I'm in the strange position of absolutely loving two of the games in this round-up, but not recommending them. There's either not enough content or there's a few issues that I can see past into the game behind, but right now are in the way of the enjoyment. It helps that with one— Infinite Space III: Sea of Stars —I've played the previous games and know they're capable of incredible, delightful things. Glitchspace works very well, but couldn't be more empty. The surprise to me is how well Tabletop Simulator works.
There's nothing quite like the Infinite Space series. It revels in the paradox of being a space game that generates a galaxy, and sends you out for a jaunt between the stars that only takes the length of a lunchbreak in the real world. I adored the previous two games and couldn't wait to find out what state Infinite Space III: Sea of Stars was in.
Each time you set-off, you're given 9125 days to return with enough loot to make a profit. Some loot adds to your overall total, other loot can be slotted into your ship or swapped for goods and services. So you click and your little ship whirrs through space, following the glowing line on the star map to your chosen destination. The galaxy has several stars to explore, and while some easy to get to, while others will be wreathed in a cloying nebula that slows you down. There's also the chance of being attacked at each planet you visit.
Which all seems very dry, but Sea of Stars continues the theme of the infinite space series by being charming as hell. If the loot isn't a ship part, it'll be described like this: "Lookout Frogs: Always met in pairs, these intelligent amphibians were uplifted ages ago by Garthan scientists for use as sentries, scouts and food." That's what loot in Infinite Space is. It doesn't even have a worth attached to it until you pay out at the end. Exploration is a trip through the writer's imagination, and it works thanks to its absurdity.
There is game, though. Items you collect can really improve the ship, giving you defensive and offensive buffs, radar boosts, and engines that can push through the nebulae. With a more powerful ship, you can start fighting rather than fleeing. The combat is all automated according to your set-up, but you can direct where your ship flies and order hired mercs into battle.
I think there's loads of potential in Sea of Stars, but I don't think it's quite ready for a larger audience. I found my ship's position in the world difficult to track, which is unhelpful if you're trying to pick a route through the galaxy for maximum gains. It's also tough to figure out the boundaries of the nebula, so it's possible to be caught when you thought you were clear. The game also launches in a tiny window and the large UI makes it feel super-cramped. There's some work needed to make is palatable for everyone, though previous fans will probably enjoy it.

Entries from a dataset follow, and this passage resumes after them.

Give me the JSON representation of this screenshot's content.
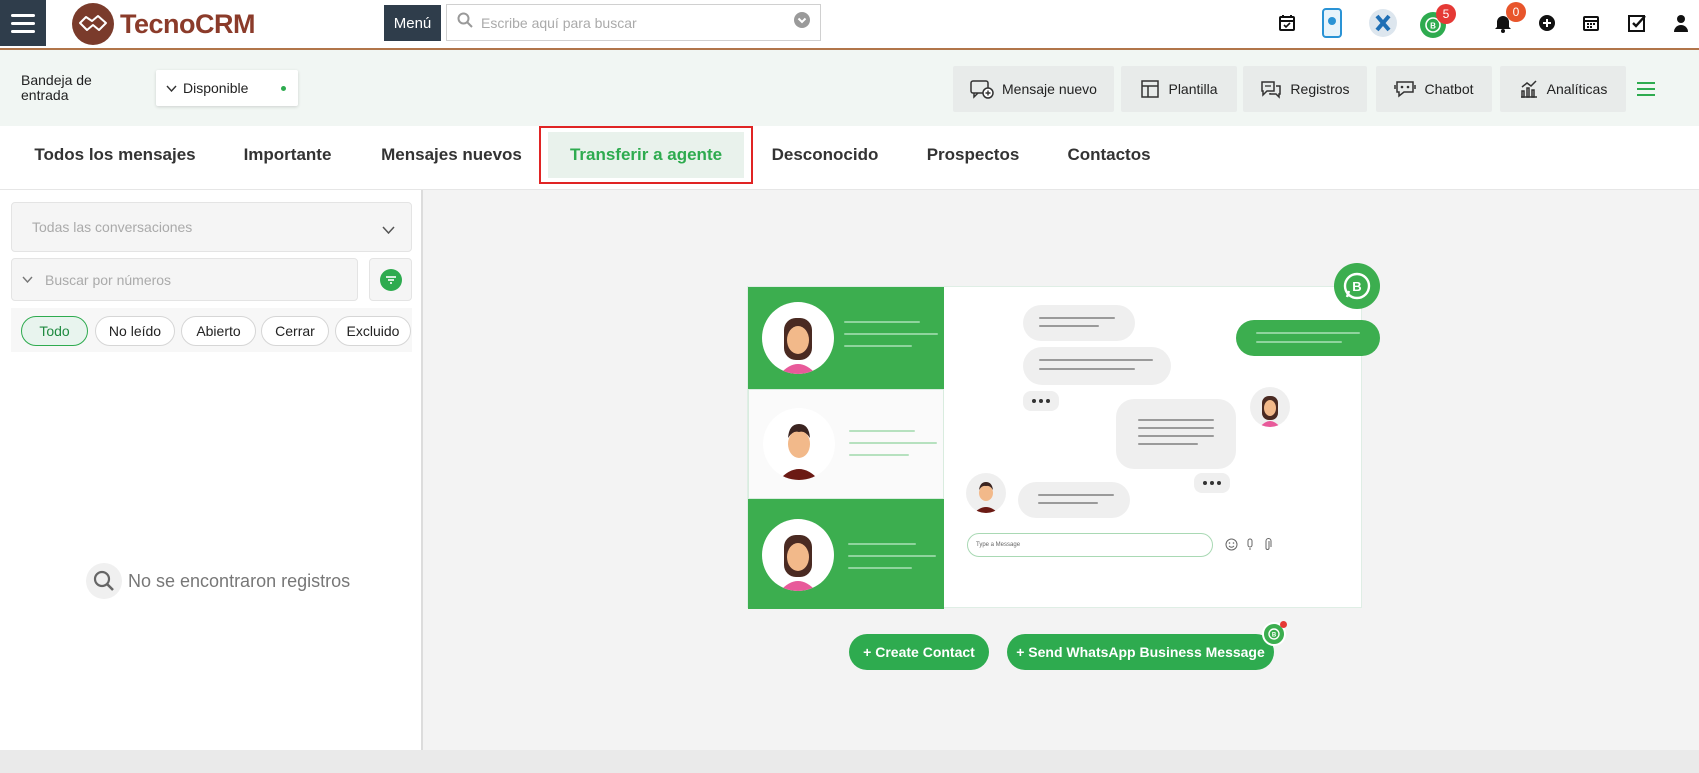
{
  "brand": {
    "name": "TecnoCRM"
  },
  "topbar": {
    "menu_label": "Menú",
    "search_placeholder": "Escribe aquí para buscar",
    "whatsapp_badge": "5",
    "notifications_badge": "0"
  },
  "header": {
    "inbox_title": "Bandeja de entrada",
    "status_value": "Disponible",
    "buttons": {
      "new_message": "Mensaje nuevo",
      "template": "Plantilla",
      "records": "Registros",
      "chatbot": "Chatbot",
      "analytics": "Analíticas"
    }
  },
  "tabs": [
    {
      "label": "Todos los mensajes"
    },
    {
      "label": "Importante"
    },
    {
      "label": "Mensajes nuevos"
    },
    {
      "label": "Transferir a agente"
    },
    {
      "label": "Desconocido"
    },
    {
      "label": "Prospectos"
    },
    {
      "label": "Contactos"
    }
  ],
  "active_tab": "Transferir a agente",
  "left_panel": {
    "conversation_filter": "Todas las conversaciones",
    "number_search_placeholder": "Buscar por números",
    "pills": [
      "Todo",
      "No leído",
      "Abierto",
      "Cerrar",
      "Excluido"
    ],
    "active_pill": "Todo",
    "empty_message": "No se encontraron registros"
  },
  "illustration": {
    "typing_placeholder": "Type a Message"
  },
  "actions": {
    "create_contact": "+ Create Contact",
    "send_whatsapp": "+ Send WhatsApp Business Message"
  },
  "colors": {
    "accent_green": "#2eab4f",
    "nav_dark": "#2f3d4b",
    "brand_brown": "#8b3b2a",
    "highlight_red": "#e02424",
    "badge_red": "#e53935"
  }
}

If only I could change things myself. There's something very Matrix-like about Glitchspace . It's a game where the gun you have doesn't fire bullets, but code that changes the properties of the world around you. The simple levels enable you to manipulate the blocks that make up the challenges, presenting you with diagrams of their properties and letting you change their very nature. The fact that I'm capable of understanding what's going on is the real triumph.
To begin with, you don't deal with the gun at all. Instead you're presented with a red block and told to right-click on it: up pops a terrifying diagram of the block's properties. Actually, I'll just show you.
There's a lot going on there, but it will all be explained as you play. All you really need to worry about is the Scaleobject unit and the Object tab to the right. Everything else is locked. Clicking 'Object' will open a menu and present you with a 'mainobject' unit to drop into the diagram. It has the properties of a 'cube', and plugging it into the Scaleobject unit will transform the real-world object into a cube shape for you to walk on.
The context of the puzzle will help. With a little bit of wandering and staring, you'll understand what needs to be done to the blocks to give you access, and then when you start poking around in the properties the solution will emerge. It's a small but satisfying intellectual treat.
Reshaping the red boxes in the level is the main thrust, but you'll also be transforming movement, stretching and twisting blocks, and then the gun gets brought into play and allows you to affect multiple objects per puzzle, occasionally asking you to reprogram it between blocks. Eventually you'll be given a blank slate and asked to completely change the properties without any prompting.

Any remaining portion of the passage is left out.